Alerts & What’s Trending
Lemons: The Lemon Market continues to struggle due to the very limited availability of fruit, specifically, smaller sized fruit 140s and smaller. Argentinian and Chilean imports are not expected to arrive to the US Ports until late next week, and that fruit is not likely to be released for 2-3 weeks. Market Pricing is expected to remain high for the next three weeks.
BE Tip: Consider using lemon juice where applicable.
Blackberries: Blackberry supplies will be very tight for the next 2-3 weeks. The Mexican season has ended, and California is still ramping up and does not have enough fruit to meet current demand. Quality is Good. Georgia supplies remain lower due to the recent rainfall the past few weeks.
BE Tip: Consider using strawberries or blueberries when applicable as their pricing is lower and they are great in quality.
The Idaho potato markets have been relatively stable as of late. June 1st U.S. potato holdings were 9% more than the previous year. Idaho potato stocks were better by nearly 10%. This and favorable growing conditions in Idaho could temper the seasonal upside potential in potato prices in the near term. But, sharply lower Idaho potato prices are anticipated in the late summer and fall. Lettuce prices have firmed. Iceberg lettuce shipments last week declined sharply from the prior week but were still slightly better than the same week last year.
Trade disputes between the U.S. and several trading partners including China and Mexico have caused countries to institute new tariffs on U.S. grains. This factor and nearly ideal weather for the corn and soybean crops are likely to continue to weigh heavy on the grain markets in the near term.
Milk production expansion remains lackluster. During May, U.S. milk output was just .8 % bigger than last year due to a slightly larger milk cow herd and a .7 % gain in milk per cow yields. Milk farmers added a net 2,000 head to the herd during the month. Higher milk prices in recent weeks have provided the opportunity for farmers to hedge by selling futures and locking in decent profitability. This could cause year-over-year gains in milk production to improve in the coming months. Mexico recently announced a new tariff on U.S. cheese which could weigh on prices.

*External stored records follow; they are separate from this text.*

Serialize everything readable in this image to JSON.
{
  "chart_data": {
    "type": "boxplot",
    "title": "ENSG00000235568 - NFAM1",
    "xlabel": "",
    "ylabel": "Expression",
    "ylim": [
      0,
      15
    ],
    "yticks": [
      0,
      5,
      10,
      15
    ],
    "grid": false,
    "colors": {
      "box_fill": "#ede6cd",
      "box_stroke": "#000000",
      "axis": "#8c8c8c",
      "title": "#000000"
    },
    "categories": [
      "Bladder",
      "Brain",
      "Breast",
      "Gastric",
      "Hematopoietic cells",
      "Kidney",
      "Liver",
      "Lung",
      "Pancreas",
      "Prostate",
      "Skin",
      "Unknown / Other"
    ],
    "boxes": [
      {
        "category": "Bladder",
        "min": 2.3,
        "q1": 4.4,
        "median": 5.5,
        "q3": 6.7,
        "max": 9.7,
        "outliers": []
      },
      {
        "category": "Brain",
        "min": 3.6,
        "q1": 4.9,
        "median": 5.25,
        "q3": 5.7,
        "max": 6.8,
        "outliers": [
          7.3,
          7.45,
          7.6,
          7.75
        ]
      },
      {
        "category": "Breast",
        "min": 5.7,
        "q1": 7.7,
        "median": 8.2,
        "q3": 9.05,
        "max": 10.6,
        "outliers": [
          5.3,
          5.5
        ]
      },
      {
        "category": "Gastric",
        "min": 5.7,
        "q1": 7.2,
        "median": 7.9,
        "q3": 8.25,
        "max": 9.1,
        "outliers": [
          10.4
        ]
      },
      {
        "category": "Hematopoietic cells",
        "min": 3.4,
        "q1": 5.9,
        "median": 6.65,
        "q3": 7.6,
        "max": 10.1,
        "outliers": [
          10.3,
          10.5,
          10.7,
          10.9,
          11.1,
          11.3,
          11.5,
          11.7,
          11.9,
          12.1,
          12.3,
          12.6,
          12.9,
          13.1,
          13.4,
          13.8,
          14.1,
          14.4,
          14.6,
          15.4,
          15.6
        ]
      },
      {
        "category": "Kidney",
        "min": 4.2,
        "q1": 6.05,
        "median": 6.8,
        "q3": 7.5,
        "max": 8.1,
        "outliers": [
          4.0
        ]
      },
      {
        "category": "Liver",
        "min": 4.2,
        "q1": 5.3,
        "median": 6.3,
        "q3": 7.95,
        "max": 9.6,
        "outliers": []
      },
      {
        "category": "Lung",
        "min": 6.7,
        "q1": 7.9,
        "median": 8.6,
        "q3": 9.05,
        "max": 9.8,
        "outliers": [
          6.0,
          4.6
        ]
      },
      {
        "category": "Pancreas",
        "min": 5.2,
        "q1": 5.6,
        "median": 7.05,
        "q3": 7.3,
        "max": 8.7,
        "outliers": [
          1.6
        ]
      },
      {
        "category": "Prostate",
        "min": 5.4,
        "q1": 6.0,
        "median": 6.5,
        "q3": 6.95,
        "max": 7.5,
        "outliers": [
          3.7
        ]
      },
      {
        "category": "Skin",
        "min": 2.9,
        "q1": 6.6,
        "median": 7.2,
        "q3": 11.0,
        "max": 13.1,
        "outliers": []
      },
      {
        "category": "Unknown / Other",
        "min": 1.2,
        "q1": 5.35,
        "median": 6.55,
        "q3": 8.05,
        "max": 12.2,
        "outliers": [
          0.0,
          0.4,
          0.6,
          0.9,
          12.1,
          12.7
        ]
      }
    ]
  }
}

Beef output last week declined .7% but was 1.9% bigger than the same week in 2017. Per the USDA, domestic beef production this summer is forecasted to be 2.4% better than last year. This factor should contribute to the seasonal price declines that occur for the various beef markets over the next several weeks. May retail ground beef prices were up 3.5% from the previous year but still the second cheapest for the month in five years. Overall beef demand, including exports, has been strong this spring but usually backs off post-Father’s Day. Ground beef prices typically peak at the end of June. Since 2013, the average move for the 81/19 ground beef market during July was lower by 7.8%.
Pork production last week fell 2.7% but was 3.8% larger than the same week last year. Tightening hog supplies are triggering pork output to seasonal fade but production is expected to pick up next month. The USDA is calling Q3 pork output to be 125 million pounds more than Q2 and to be 4.2% larger than a year ago. This is expected to influence the pork markets downward this summer. In May, the average retail bacon price was down 3.8% from a year ago and the lowest for the month since 2015. Wholesale pork belly prices usually remain firm into July
Chicken production for the week ending June 9th was 2.2% smaller than the same week a year ago. The six-week average for chicken output stands at just .3% more than 2017. The USDA is estimating chicken production this summer to be only 1.9% larger than the prior year. If that occurs, it could limit the seasonal downside for the chicken breast markets and provide support for wing prices. The average retail boneless skinless chicken breast price for May was 4.1% cheaper than last year and the lowest for the month in over 12 years. If retail chicken breast prices don’t increase this summer, it may boost demand and support the wholesale chicken breast markets. History suggests the downside risk for large egg prices during this time of year is nominal.
Not surprisingly, U.S. snow crab imports in April were disappointing, down 15.4% compared to 2017 resulting in sharply higher prices. The Newfoundland snow crab fishing season continues but the quota at the Gulf of St. Lawrence area is at historic lows. This is anticipated to persist and should underpin snow crab leg prices into the summer.
Retail diesel fuel prices have fallen since May but last week were still up 30.3% from last year. Big U.S. trucking activity has persisted, but diesel fuel exports may get caught up in the agriculture tariffs. Lower diesel fuel prices may still materialize.